Help needed for compiling ns-2
Mon, 8 Sep 1997 18:20:27 -0400
> I post this problem before and still can not solve the problem.
> The following is the error message when I compile ns-2.0b17
> c++ -o net-ip.o -c -I/homes/chensg/ns-2.0b17/../Tcl
-I/homes/chensg/ns-2.0b17/../tcl7.6/generic -I. -DNEED_SUNOS_PROTOS
-DUSE_SHM -DHAVE_LIBOTCL0_96 -DHAVE_OTCL_H -DHAVE_LIBTK4_2 -DHAVE_TK_H
-DHAVE_LIBTCL7_6 -DHAVE_TCL_H -DNO_TK -Dabort=_ABORT -O2 net-ip.cc
> net-ip.cc: In method `int IPNetwork::command(int, const char *const *)':
> net-ip.cc:134: `IP_MULTICAST_LOOP' undeclared (first use this function)

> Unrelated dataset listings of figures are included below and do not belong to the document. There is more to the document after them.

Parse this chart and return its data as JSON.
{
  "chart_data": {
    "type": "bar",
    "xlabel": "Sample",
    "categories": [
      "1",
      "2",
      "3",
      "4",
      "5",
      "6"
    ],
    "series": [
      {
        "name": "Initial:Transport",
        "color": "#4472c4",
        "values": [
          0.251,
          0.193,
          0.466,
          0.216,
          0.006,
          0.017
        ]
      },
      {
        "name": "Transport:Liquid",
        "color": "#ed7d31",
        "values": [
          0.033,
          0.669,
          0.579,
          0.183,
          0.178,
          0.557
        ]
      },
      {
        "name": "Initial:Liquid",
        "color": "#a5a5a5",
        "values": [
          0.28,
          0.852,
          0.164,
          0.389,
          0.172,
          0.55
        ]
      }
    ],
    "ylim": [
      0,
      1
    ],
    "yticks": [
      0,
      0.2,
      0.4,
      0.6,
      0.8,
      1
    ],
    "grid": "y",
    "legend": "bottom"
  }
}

> net-ip.cc:134: (Each undeclared identifier is reported only once
> net-ip.cc:134: for each function it appears in.)
> net-ip.cc: In method `int IPNetwork::open(int)':
> net-ip.cc:195: warning: implicit declaration of function `int bzero(...)'
> net-ip.cc: In method `void IPNetwork::localname(struct sockaddr_in *)':
> net-ip.cc:284: warning: implicit declaration of function `int
> *** Error code 1
> make: Fatal error: Command failed for target `net-ip.o'
> Obviously, compiler can not find IP_MULTICAST_LOOP. I fetch the tar file
> again, still get the same result. IP_MULTICAST_LOOP is not defined
> in the ns-2 source tree. So it must be defined in some include file
> in the unix system. I am not familiar with the multicasting in IP.
> Could someone tell where IP_MULTICAST_LOOP should be?
> Web: http://yake.ecn.purdue.edu/~shaogang Purdue University
> Office: MSEE 292 Phone: (765) 494-0434 W. Lafayette, IN 47907
I have seen somebody reporting the same problem some weeks ago. I made
him/her(?) the following suggestions, although it seemed not to help much.
First thing: Forget about the 2 warnings (or see 2nd and 3rd if you want to
get rid of them). You need only the 1st issue (I had the same error messy
and it worked for me...)
Look in which include-file "IP_MULTICAST_LOOP" is defined by doing a
"cd /usr/include" and then a
find . -name "*.h" -print | xargs grep IP_MULTICAST_LOOP
Make sure to include that file into net-ip.cc
bzero is usually defined in <strings.h>, but sometimes it's not. Just type
a "man memset" to see which header-file to include. If nothing else helps,
you can always
replace the bzero(addr, len)-command with memset(addr, 0, len), which
should be in <string.h>.
Type a "man getsockname" to see where it is defined.